The position detection unit includes a position coordinate of the magnet or the plurality of detection sensors provided in the reference unit and a magnitude of a magnetic field detected by the detection sensor, from the detection sensor to the magnet. Based on the distance, a position coordinate of the movable part is calculated. The position detection device according to claim 1,
The magnet is provided in the movable part, and the plurality of detection sensors are provided in the reference part;
The position detection unit calculates a position coordinate of the magnet as a position coordinate of the movable part.

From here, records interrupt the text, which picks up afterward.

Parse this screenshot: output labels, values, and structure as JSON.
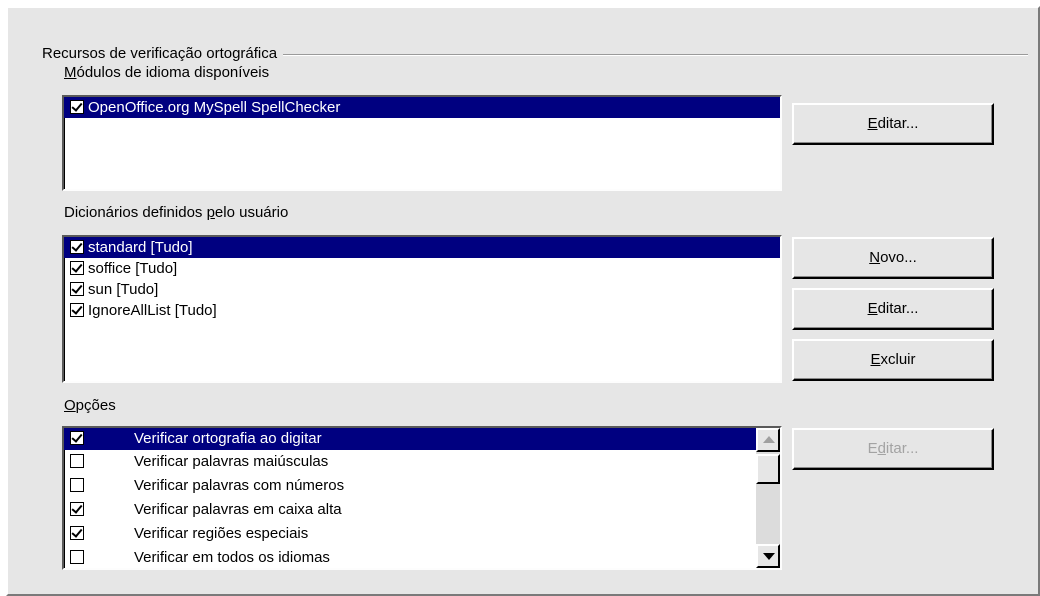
{
  "group": {
    "title": "Recursos de verificação ortográfica"
  },
  "modules": {
    "label_prefix": "M",
    "label_rest": "ódulos de idioma disponíveis",
    "items": [
      {
        "label": "OpenOffice.org MySpell SpellChecker",
        "checked": true,
        "selected": true
      }
    ],
    "edit_button": {
      "mnemonic": "E",
      "rest": "ditar..."
    }
  },
  "dictionaries": {
    "label_before": "Dicionários definidos ",
    "label_mnemonic": "p",
    "label_after": "elo usuário",
    "items": [
      {
        "label": "standard [Tudo]",
        "checked": true,
        "selected": true
      },
      {
        "label": "soffice [Tudo]",
        "checked": true,
        "selected": false
      },
      {
        "label": "sun [Tudo]",
        "checked": true,
        "selected": false
      },
      {
        "label": "IgnoreAllList [Tudo]",
        "checked": true,
        "selected": false
      }
    ],
    "new_button": {
      "mnemonic": "N",
      "rest": "ovo..."
    },
    "edit_button": {
      "mnemonic": "E",
      "rest": "ditar..."
    },
    "delete_button": {
      "mnemonic": "E",
      "rest": "xcluir"
    }
  },
  "options": {
    "label_mnemonic": "O",
    "label_rest": "pções",
    "items": [
      {
        "label": "Verificar ortografia ao digitar",
        "checked": true,
        "selected": true
      },
      {
        "label": "Verificar palavras maiúsculas",
        "checked": false,
        "selected": false
      },
      {
        "label": "Verificar palavras com números",
        "checked": false,
        "selected": false
      },
      {
        "label": "Verificar palavras em caixa alta",
        "checked": true,
        "selected": false
      },
      {
        "label": "Verificar regiões especiais",
        "checked": true,
        "selected": false
      },
      {
        "label": "Verificar em todos os idiomas",
        "checked": false,
        "selected": false
      }
    ],
    "edit_button": {
      "before": "E",
      "mnemonic": "d",
      "rest": "itar..."
    }
  },
  "colors": {
    "selection": "#000080",
    "face": "#e6e6e6",
    "disabled_text": "#a3a3a3"
  }
}
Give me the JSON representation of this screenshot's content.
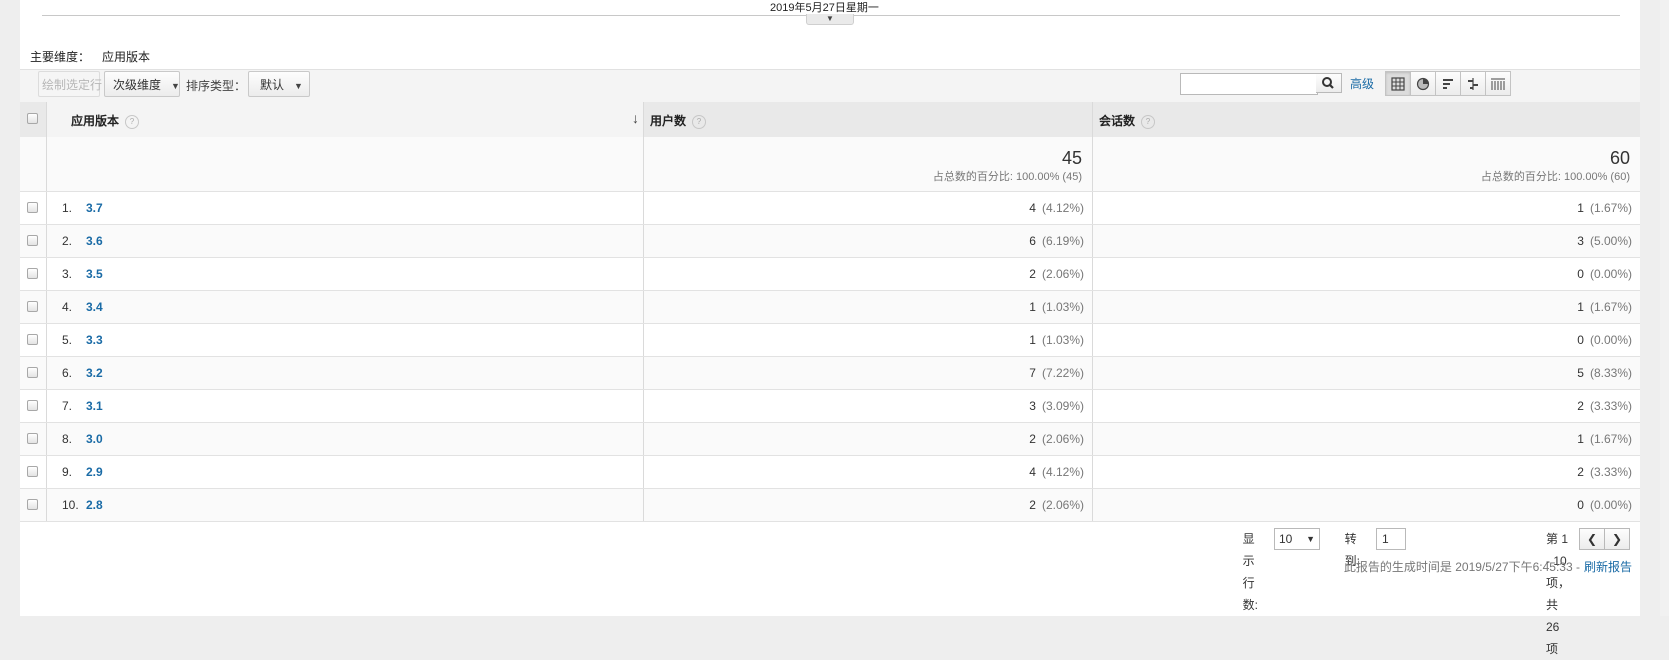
{
  "timeline": {
    "date_label": "2019年5月27日星期一"
  },
  "primary_dimension": {
    "label": "主要维度：",
    "value": "应用版本"
  },
  "toolbar": {
    "plot_rows": "绘制选定行",
    "secondary_dimension": "次级维度",
    "sort_type_label": "排序类型：",
    "sort_type_value": "默认",
    "search_value": "",
    "advanced": "高级"
  },
  "table": {
    "headers": {
      "dimension": "应用版本",
      "users": "用户数",
      "sessions": "会话数"
    },
    "totals": {
      "users": "45",
      "users_sub": "占总数的百分比: 100.00% (45)",
      "sessions": "60",
      "sessions_sub": "占总数的百分比: 100.00% (60)"
    },
    "rows": [
      {
        "rank": "1.",
        "version": "3.7",
        "users": "4",
        "users_pct": "(4.12%)",
        "sessions": "1",
        "sessions_pct": "(1.67%)"
      },
      {
        "rank": "2.",
        "version": "3.6",
        "users": "6",
        "users_pct": "(6.19%)",
        "sessions": "3",
        "sessions_pct": "(5.00%)"
      },
      {
        "rank": "3.",
        "version": "3.5",
        "users": "2",
        "users_pct": "(2.06%)",
        "sessions": "0",
        "sessions_pct": "(0.00%)"
      },
      {
        "rank": "4.",
        "version": "3.4",
        "users": "1",
        "users_pct": "(1.03%)",
        "sessions": "1",
        "sessions_pct": "(1.67%)"
      },
      {
        "rank": "5.",
        "version": "3.3",
        "users": "1",
        "users_pct": "(1.03%)",
        "sessions": "0",
        "sessions_pct": "(0.00%)"
      },
      {
        "rank": "6.",
        "version": "3.2",
        "users": "7",
        "users_pct": "(7.22%)",
        "sessions": "5",
        "sessions_pct": "(8.33%)"
      },
      {
        "rank": "7.",
        "version": "3.1",
        "users": "3",
        "users_pct": "(3.09%)",
        "sessions": "2",
        "sessions_pct": "(3.33%)"
      },
      {
        "rank": "8.",
        "version": "3.0",
        "users": "2",
        "users_pct": "(2.06%)",
        "sessions": "1",
        "sessions_pct": "(1.67%)"
      },
      {
        "rank": "9.",
        "version": "2.9",
        "users": "4",
        "users_pct": "(4.12%)",
        "sessions": "2",
        "sessions_pct": "(3.33%)"
      },
      {
        "rank": "10.",
        "version": "2.8",
        "users": "2",
        "users_pct": "(2.06%)",
        "sessions": "0",
        "sessions_pct": "(0.00%)"
      }
    ]
  },
  "pagination": {
    "rows_label": "显示行数:",
    "rows_value": "10",
    "goto_label": "转到:",
    "goto_value": "1",
    "range_text": "第 1 - 10 项，共 26 项",
    "prev": "❮",
    "next": "❯"
  },
  "footer": {
    "generated": "此报告的生成时间是 2019/5/27下午6:45:33 -",
    "refresh": "刷新报告"
  },
  "colors": {
    "link": "#1a6ba6",
    "header_bg": "#e9e9e9",
    "alt_row": "#fafafa"
  }
}
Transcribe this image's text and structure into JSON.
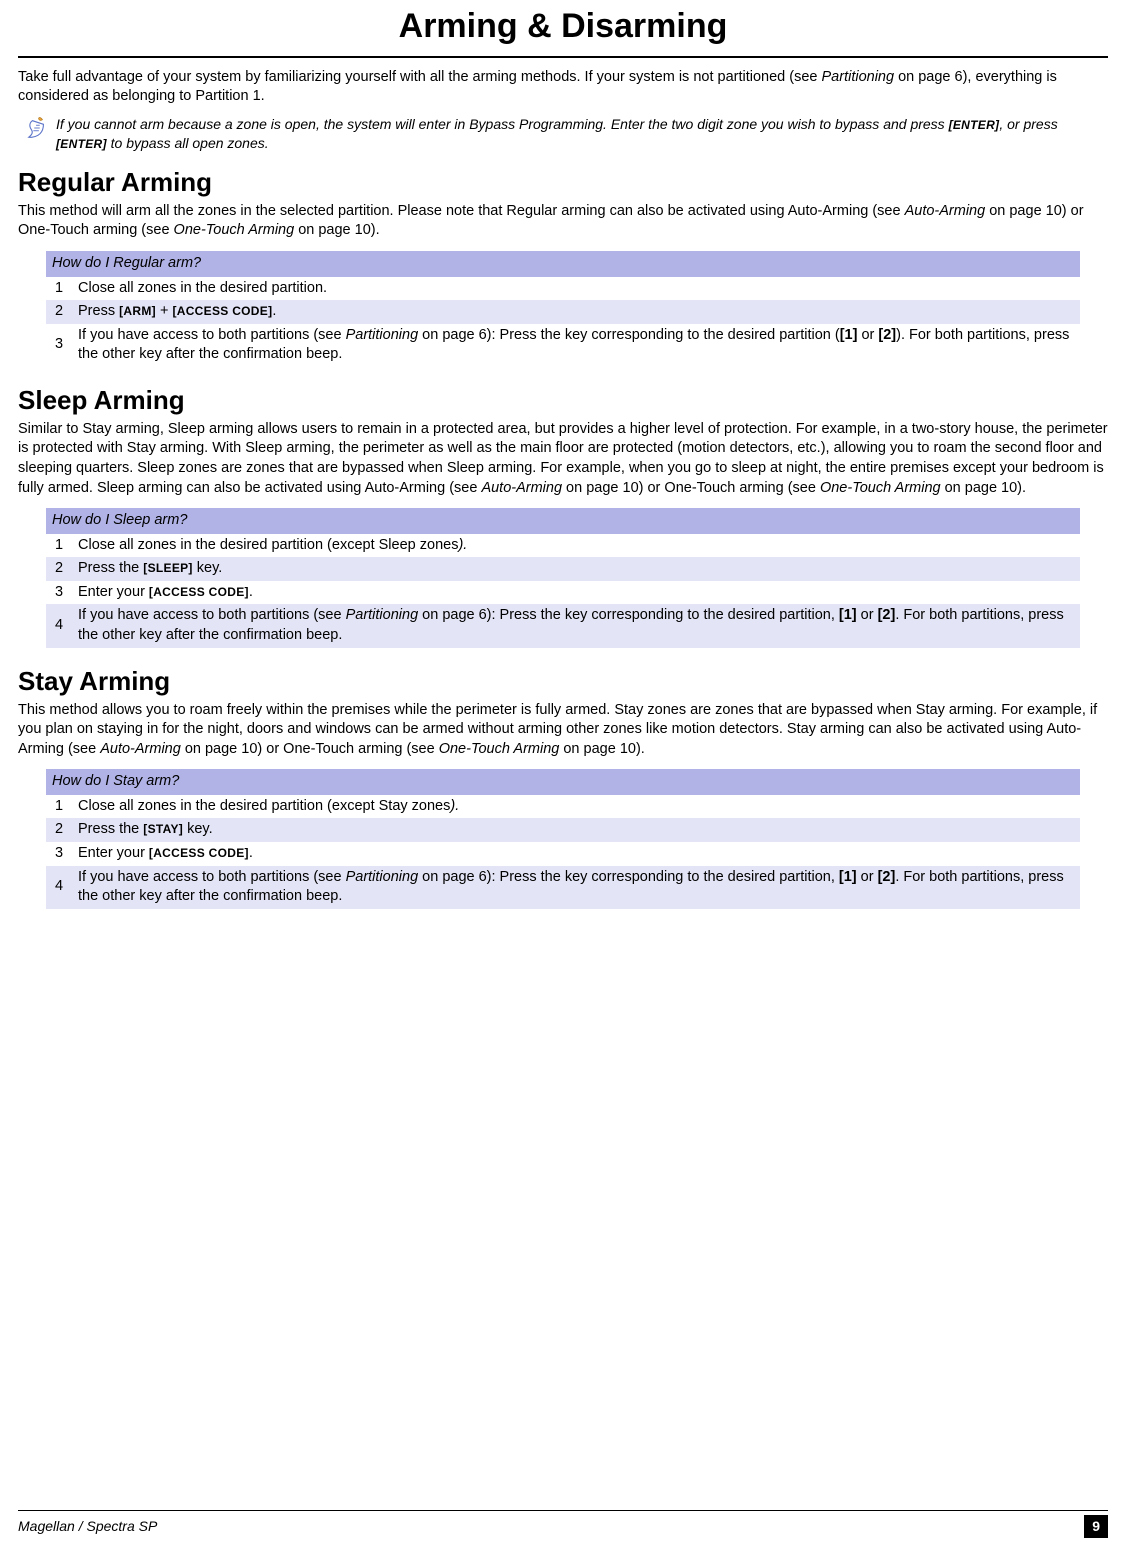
{
  "page": {
    "title": "Arming & Disarming",
    "footer_left": "Magellan / Spectra SP",
    "footer_page": "9"
  },
  "intro": {
    "p1a": "Take full advantage of your system by familiarizing yourself with all the arming methods. If your system is not partitioned (see ",
    "p1_ref": "Partitioning",
    "p1b": " on page 6), everything is considered as belonging to Partition 1."
  },
  "note": {
    "t1": "If you cannot arm because a zone is open, the system will enter in Bypass Programming. Enter the two digit zone you wish to bypass and press ",
    "k1": "[ENTER]",
    "t2": ", or press ",
    "k2": "[ENTER]",
    "t3": " to bypass all open zones."
  },
  "regular": {
    "heading": "Regular Arming",
    "p1a": "This method will arm all the zones in the selected partition. Please note that Regular arming can also be activated using Auto-Arming (see ",
    "ref1": "Auto-Arming",
    "p1b": " on page 10) or One-Touch arming (see ",
    "ref2": "One-Touch Arming",
    "p1c": " on page 10).",
    "table_header": "How do I Regular arm?",
    "steps": {
      "s1": "Close all zones in the desired partition.",
      "s2_a": "Press ",
      "s2_k1": "[ARM]",
      "s2_b": " + ",
      "s2_k2": "[ACCESS CODE]",
      "s2_c": ".",
      "s3_a": "If you have access to both partitions (see ",
      "s3_ref": "Partitioning",
      "s3_b": " on page 6): Press the key corresponding to the desired partition (",
      "s3_k1": "[1]",
      "s3_c": " or ",
      "s3_k2": "[2]",
      "s3_d": "). For both partitions, press the other key after the confirmation beep."
    }
  },
  "sleep": {
    "heading": "Sleep Arming",
    "p1a": "Similar to Stay arming, Sleep arming allows users to remain in a protected area, but provides a higher level of protection. For example, in a two-story house, the perimeter is protected with Stay arming. With Sleep arming, the perimeter as well as the main floor are protected (motion detectors, etc.), allowing you to roam the second floor and sleeping quarters. Sleep zones are zones that are bypassed when Sleep arming. For example, when you go to sleep at night, the entire premises except your bedroom is fully armed. Sleep arming can also be activated using Auto-Arming (see ",
    "ref1": "Auto-Arming",
    "p1b": " on page 10) or One-Touch arming (see ",
    "ref2": "One-Touch Arming",
    "p1c": " on page 10).",
    "table_header": "How do I Sleep arm?",
    "steps": {
      "s1_a": "Close all zones in the desired partition (except Sleep zones",
      "s1_b": ").",
      "s2_a": "Press the ",
      "s2_k1": "[SLEEP]",
      "s2_b": " key.",
      "s3_a": "Enter your ",
      "s3_k1": "[ACCESS CODE]",
      "s3_b": ".",
      "s4_a": "If you have access to both partitions (see ",
      "s4_ref": "Partitioning",
      "s4_b": " on page 6): Press the key corresponding to the desired partition, ",
      "s4_k1": "[1]",
      "s4_c": " or ",
      "s4_k2": "[2]",
      "s4_d": ". For both partitions, press the other key after the confirmation beep."
    }
  },
  "stay": {
    "heading": "Stay Arming",
    "p1a": "This method allows you to roam freely within the premises while the perimeter is fully armed. Stay zones are zones that are bypassed when Stay arming. For example, if you plan on staying in for the night, doors and windows can be armed without arming other zones like motion detectors. Stay arming can also be activated using Auto-Arming (see ",
    "ref1": "Auto-Arming",
    "p1b": " on page 10) or One-Touch arming (see ",
    "ref2": "One-Touch Arming",
    "p1c": " on page 10).",
    "table_header": "How do I Stay arm?",
    "steps": {
      "s1_a": "Close all zones in the desired partition (except Stay zones",
      "s1_b": ").",
      "s2_a": "Press the ",
      "s2_k1": "[STAY]",
      "s2_b": " key.",
      "s3_a": "Enter your ",
      "s3_k1": "[ACCESS CODE]",
      "s3_b": ".",
      "s4_a": "If you have access to both partitions (see ",
      "s4_ref": "Partitioning",
      "s4_b": " on page 6): Press the key corresponding to the desired partition, ",
      "s4_k1": "[1]",
      "s4_c": " or ",
      "s4_k2": "[2]",
      "s4_d": ". For both partitions, press the other key after the confirmation beep."
    }
  }
}
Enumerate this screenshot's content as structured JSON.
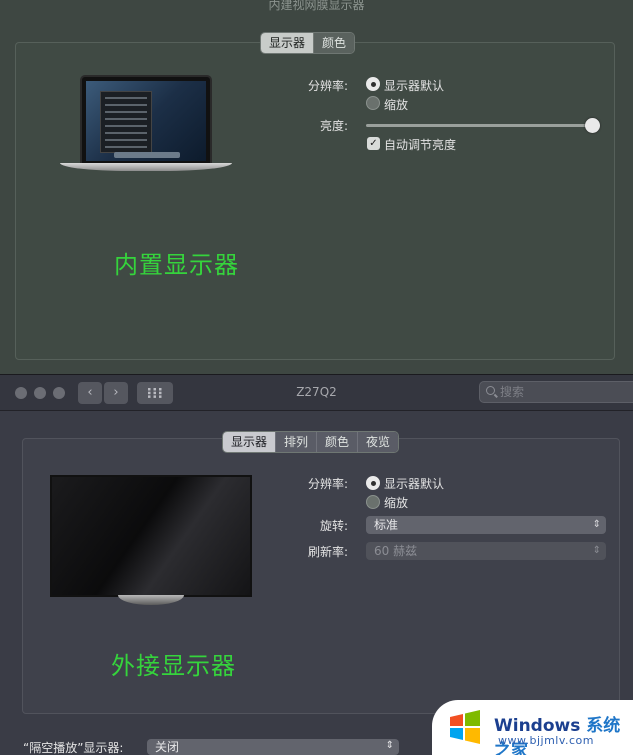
{
  "builtin": {
    "window_title": "内建视网膜显示器",
    "tabs": [
      "显示器",
      "颜色"
    ],
    "resolution_label": "分辨率:",
    "resolution_default": "显示器默认",
    "resolution_scaled": "缩放",
    "brightness_label": "亮度:",
    "brightness_level": 1.0,
    "auto_brightness_label": "自动调节亮度",
    "auto_brightness_checked": true,
    "caption": "内置显示器"
  },
  "external": {
    "window_title": "Z27Q2",
    "search_placeholder": "搜索",
    "tabs": [
      "显示器",
      "排列",
      "颜色",
      "夜览"
    ],
    "resolution_label": "分辨率:",
    "resolution_default": "显示器默认",
    "resolution_scaled": "缩放",
    "rotation_label": "旋转:",
    "rotation_value": "标准",
    "refresh_label": "刷新率:",
    "refresh_value": "60 赫兹",
    "caption": "外接显示器",
    "airplay_label": "“隔空播放”显示器:",
    "airplay_value": "关闭"
  },
  "watermark": {
    "brand": "Windows",
    "brand_suffix": "系统之家",
    "url": "www.bjjmlv.com"
  },
  "colors": {
    "caption_green": "#35d43c",
    "watermark_blue": "#1b3f8f"
  }
}
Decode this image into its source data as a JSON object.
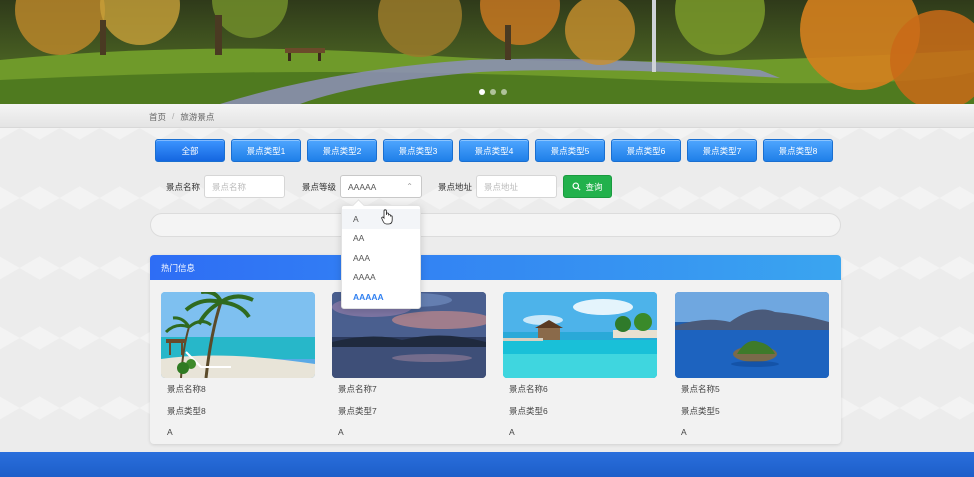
{
  "banner": {
    "dots": 3,
    "active_dot": 0
  },
  "breadcrumb": {
    "home": "首页",
    "sep": "/",
    "current": "旅游景点"
  },
  "categories": [
    "全部",
    "景点类型1",
    "景点类型2",
    "景点类型3",
    "景点类型4",
    "景点类型5",
    "景点类型6",
    "景点类型7",
    "景点类型8"
  ],
  "search": {
    "name_label": "景点名称",
    "name_placeholder": "景点名称",
    "level_label": "景点等级",
    "level_value": "AAAAA",
    "address_label": "景点地址",
    "address_placeholder": "景点地址",
    "query_label": "查询"
  },
  "level_options": [
    "A",
    "AA",
    "AAA",
    "AAAA",
    "AAAAA"
  ],
  "hot": {
    "title": "热门信息",
    "cards": [
      {
        "name": "景点名称8",
        "type": "景点类型8",
        "level": "A"
      },
      {
        "name": "景点名称7",
        "type": "景点类型7",
        "level": "A"
      },
      {
        "name": "景点名称6",
        "type": "景点类型6",
        "level": "A"
      },
      {
        "name": "景点名称5",
        "type": "景点类型5",
        "level": "A"
      }
    ]
  },
  "colors": {
    "primary": "#1f7fe8",
    "query_green": "#22b14c",
    "selected_option": "#2f7ff0",
    "footer": "#2a6fdc"
  }
}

The position detection device according to claim 2,
The moving surface is a plane;
The reference portion has a parallel plane parallel to the moving surface,
The position detection device, wherein the plurality of detection sensors are provided on the parallel plane of the reference portion. The position detection device according to claim 3,
Position detection characterized in that a movable range of the movable part on the moving plane is not divided by a plane perpendicular to the moving plane and including a straight line connecting at least two detection sensors of the plurality of detection sensors. apparatus. The position detection device according to claim 4,
The movement detection unit includes two detection sensors. The position detection device according to any one of claims 1 to 5,
The position detection device, wherein the magnet is circular. The position detection device according to any one of claims 1 to 6,
At least one of the movable part and the reference part is provided with a magnetic part made of a magnetic material.